Building a Multi-Agent Orchestrator: A Step-by-Step Guide

Dec 06, 2024

If you prefer watching a video.

Today, we’re diving into an exciting project: creating a Multi-Agent Orchestrator.

This post is an extension of my earlier guide, "Building an AI Agent from Scratch."

If you’re new here, I recommend revisiting that post to get up to speed, as we’ll build upon its concepts and code.
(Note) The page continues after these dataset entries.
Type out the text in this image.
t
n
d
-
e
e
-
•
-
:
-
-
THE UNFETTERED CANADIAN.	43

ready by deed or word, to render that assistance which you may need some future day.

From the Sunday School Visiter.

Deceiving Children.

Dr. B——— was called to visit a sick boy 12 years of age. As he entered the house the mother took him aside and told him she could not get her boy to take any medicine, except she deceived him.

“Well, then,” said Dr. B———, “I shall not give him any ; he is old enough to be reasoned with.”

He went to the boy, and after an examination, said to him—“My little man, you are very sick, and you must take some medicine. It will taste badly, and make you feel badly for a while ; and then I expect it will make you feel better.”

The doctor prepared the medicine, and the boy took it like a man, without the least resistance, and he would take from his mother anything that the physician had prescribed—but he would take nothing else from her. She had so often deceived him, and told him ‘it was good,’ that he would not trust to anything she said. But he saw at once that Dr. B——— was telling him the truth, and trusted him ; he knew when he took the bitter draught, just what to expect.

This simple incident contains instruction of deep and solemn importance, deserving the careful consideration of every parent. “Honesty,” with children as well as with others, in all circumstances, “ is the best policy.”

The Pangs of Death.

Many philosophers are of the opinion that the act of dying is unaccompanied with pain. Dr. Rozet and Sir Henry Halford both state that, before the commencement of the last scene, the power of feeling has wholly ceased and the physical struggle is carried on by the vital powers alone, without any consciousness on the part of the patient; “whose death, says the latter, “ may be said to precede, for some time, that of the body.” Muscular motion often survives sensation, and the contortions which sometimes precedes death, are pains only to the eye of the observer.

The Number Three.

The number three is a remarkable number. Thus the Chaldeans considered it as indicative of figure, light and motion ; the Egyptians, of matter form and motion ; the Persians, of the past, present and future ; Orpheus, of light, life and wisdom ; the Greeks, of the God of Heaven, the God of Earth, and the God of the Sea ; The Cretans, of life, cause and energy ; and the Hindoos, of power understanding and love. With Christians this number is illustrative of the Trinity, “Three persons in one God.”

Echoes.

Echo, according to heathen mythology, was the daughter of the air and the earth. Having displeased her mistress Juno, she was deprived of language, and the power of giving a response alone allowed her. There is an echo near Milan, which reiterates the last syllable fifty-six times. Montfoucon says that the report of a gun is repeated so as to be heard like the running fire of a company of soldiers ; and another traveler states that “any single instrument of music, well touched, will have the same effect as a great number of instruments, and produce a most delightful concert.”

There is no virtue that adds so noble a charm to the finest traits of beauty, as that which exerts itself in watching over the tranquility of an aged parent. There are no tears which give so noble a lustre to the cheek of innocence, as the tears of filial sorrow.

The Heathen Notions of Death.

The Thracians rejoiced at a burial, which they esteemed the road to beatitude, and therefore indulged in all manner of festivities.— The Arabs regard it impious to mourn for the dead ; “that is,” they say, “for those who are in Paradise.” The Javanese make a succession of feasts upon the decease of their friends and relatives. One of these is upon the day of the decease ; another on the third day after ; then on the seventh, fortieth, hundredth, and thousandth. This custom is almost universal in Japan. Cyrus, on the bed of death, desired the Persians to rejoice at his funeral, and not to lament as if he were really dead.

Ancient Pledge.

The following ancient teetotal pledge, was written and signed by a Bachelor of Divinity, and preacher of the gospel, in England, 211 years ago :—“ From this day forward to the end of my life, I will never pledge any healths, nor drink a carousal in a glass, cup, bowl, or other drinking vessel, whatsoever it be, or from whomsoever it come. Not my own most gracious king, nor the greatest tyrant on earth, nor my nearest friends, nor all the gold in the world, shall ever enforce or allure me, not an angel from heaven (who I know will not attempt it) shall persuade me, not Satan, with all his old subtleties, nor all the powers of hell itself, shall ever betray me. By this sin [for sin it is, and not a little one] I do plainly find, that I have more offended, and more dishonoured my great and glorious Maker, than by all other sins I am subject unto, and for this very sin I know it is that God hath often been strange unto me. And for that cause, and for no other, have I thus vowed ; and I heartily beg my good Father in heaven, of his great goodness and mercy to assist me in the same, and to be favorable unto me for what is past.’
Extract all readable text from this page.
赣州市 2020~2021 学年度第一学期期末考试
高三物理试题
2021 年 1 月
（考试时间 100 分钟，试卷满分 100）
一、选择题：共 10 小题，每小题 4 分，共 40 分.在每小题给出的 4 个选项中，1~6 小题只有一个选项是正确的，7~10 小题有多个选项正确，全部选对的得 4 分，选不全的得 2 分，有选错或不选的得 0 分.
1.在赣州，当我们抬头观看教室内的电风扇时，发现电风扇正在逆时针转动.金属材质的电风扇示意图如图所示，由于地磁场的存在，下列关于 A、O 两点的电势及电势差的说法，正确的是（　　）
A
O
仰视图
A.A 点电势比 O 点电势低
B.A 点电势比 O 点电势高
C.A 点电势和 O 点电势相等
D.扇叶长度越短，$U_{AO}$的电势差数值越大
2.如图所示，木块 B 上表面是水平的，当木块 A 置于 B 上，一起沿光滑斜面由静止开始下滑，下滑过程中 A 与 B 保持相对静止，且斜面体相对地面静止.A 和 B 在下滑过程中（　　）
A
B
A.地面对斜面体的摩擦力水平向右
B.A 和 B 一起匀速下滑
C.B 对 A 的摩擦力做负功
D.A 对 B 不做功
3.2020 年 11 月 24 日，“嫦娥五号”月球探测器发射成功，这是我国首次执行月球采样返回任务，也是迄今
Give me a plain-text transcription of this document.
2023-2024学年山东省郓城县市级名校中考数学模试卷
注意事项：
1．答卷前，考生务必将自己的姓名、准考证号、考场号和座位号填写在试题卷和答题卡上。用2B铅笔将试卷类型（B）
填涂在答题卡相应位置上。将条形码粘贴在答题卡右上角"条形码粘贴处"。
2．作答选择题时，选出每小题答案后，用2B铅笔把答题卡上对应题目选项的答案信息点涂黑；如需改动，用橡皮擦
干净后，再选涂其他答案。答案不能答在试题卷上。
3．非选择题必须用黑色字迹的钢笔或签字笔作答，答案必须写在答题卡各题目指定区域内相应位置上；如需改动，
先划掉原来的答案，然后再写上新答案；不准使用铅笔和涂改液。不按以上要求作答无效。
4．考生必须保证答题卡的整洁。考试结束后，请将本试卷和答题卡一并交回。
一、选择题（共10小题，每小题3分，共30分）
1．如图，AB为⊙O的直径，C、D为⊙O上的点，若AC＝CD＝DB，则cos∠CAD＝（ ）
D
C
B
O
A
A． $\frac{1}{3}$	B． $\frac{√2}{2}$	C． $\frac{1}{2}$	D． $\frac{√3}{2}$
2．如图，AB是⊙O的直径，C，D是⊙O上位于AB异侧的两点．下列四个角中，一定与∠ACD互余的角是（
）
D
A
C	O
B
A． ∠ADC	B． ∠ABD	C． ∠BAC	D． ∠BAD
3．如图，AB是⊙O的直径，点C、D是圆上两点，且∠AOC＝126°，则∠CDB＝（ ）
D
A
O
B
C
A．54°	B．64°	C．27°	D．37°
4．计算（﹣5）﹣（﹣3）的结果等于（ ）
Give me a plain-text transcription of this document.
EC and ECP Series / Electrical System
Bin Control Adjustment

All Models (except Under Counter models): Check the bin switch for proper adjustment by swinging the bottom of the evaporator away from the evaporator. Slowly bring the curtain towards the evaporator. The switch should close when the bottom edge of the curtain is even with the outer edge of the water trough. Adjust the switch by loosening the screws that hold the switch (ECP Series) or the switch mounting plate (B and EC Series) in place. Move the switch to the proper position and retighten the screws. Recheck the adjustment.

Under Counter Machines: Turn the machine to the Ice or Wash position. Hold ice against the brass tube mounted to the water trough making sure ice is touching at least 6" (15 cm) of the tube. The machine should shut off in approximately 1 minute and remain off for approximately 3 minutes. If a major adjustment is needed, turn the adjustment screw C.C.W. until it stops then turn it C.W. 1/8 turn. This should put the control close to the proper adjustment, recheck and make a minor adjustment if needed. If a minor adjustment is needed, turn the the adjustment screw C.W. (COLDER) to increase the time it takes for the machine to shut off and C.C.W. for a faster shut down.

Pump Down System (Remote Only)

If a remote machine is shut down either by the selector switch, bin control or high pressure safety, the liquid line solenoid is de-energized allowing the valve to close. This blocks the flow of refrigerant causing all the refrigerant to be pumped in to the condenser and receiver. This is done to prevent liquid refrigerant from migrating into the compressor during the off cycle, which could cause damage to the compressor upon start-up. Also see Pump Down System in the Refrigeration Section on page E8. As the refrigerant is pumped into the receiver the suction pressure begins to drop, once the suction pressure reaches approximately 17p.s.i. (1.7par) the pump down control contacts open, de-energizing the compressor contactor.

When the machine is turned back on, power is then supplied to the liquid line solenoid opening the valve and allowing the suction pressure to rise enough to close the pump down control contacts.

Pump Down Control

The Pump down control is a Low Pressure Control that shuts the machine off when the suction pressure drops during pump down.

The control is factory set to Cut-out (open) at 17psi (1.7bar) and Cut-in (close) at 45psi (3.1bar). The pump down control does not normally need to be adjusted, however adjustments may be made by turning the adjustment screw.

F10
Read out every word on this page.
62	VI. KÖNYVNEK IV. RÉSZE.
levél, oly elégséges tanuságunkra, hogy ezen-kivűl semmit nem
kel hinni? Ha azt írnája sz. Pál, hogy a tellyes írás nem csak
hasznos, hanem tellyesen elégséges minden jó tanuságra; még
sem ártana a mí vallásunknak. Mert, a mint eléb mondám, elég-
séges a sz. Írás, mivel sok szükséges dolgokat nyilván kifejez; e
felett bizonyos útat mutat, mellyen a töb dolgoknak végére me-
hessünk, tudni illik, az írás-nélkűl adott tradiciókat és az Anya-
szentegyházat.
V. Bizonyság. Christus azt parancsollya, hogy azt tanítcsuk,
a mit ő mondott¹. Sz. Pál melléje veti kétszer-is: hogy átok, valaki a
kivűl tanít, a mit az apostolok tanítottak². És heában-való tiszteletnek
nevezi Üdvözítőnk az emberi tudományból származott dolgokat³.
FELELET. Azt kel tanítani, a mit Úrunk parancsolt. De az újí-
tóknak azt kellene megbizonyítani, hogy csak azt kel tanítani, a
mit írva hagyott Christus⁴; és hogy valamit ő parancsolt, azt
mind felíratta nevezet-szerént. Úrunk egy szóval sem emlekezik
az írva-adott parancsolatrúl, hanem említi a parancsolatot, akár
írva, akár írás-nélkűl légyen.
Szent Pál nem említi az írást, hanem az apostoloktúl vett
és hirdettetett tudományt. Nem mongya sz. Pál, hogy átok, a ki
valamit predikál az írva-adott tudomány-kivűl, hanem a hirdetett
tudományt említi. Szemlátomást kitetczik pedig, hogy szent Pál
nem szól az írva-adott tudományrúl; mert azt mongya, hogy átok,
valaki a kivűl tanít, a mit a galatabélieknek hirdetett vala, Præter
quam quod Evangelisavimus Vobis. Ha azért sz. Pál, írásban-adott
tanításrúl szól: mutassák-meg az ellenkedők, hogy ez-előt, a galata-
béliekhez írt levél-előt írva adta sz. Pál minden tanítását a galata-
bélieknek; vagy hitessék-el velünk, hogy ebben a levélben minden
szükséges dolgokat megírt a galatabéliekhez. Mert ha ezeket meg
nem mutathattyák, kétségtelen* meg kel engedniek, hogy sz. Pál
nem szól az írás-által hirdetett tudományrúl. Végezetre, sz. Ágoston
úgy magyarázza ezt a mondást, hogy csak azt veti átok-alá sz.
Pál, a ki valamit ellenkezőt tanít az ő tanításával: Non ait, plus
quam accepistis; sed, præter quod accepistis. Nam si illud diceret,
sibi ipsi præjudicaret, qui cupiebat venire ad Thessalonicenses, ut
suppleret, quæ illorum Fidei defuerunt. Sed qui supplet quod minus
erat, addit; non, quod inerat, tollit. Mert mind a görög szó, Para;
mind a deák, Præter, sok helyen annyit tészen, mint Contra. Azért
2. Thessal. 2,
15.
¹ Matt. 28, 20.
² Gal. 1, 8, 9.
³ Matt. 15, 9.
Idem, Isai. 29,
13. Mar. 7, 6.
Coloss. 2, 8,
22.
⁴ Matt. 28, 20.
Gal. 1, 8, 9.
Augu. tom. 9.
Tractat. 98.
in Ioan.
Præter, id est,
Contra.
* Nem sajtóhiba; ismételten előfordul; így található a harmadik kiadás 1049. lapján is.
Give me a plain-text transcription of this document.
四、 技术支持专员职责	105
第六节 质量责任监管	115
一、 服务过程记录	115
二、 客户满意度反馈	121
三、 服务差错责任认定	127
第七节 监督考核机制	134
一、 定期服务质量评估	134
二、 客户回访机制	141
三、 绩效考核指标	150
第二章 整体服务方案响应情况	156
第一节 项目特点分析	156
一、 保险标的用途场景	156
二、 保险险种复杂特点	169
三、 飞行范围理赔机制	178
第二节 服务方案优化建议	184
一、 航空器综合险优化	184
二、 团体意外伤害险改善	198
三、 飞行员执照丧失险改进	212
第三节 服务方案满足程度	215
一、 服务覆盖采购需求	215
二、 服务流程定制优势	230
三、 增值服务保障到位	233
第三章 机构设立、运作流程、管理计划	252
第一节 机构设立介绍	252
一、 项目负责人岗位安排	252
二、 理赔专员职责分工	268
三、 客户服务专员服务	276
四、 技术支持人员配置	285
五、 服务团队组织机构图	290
In this project, we’ll tackle orchestrating actions between multiple agents, enabling seamless execution of tasks such as fetching weather information and the current time. Let’s jump in!

What Is a Multi-Agent Orchestrator?

A Multi-Agent Orchestrator is a system that:

Identifies the intent of a user’s input.
Selects the appropriate agent to handle the request.
Executes tasks using tools associated with the agent.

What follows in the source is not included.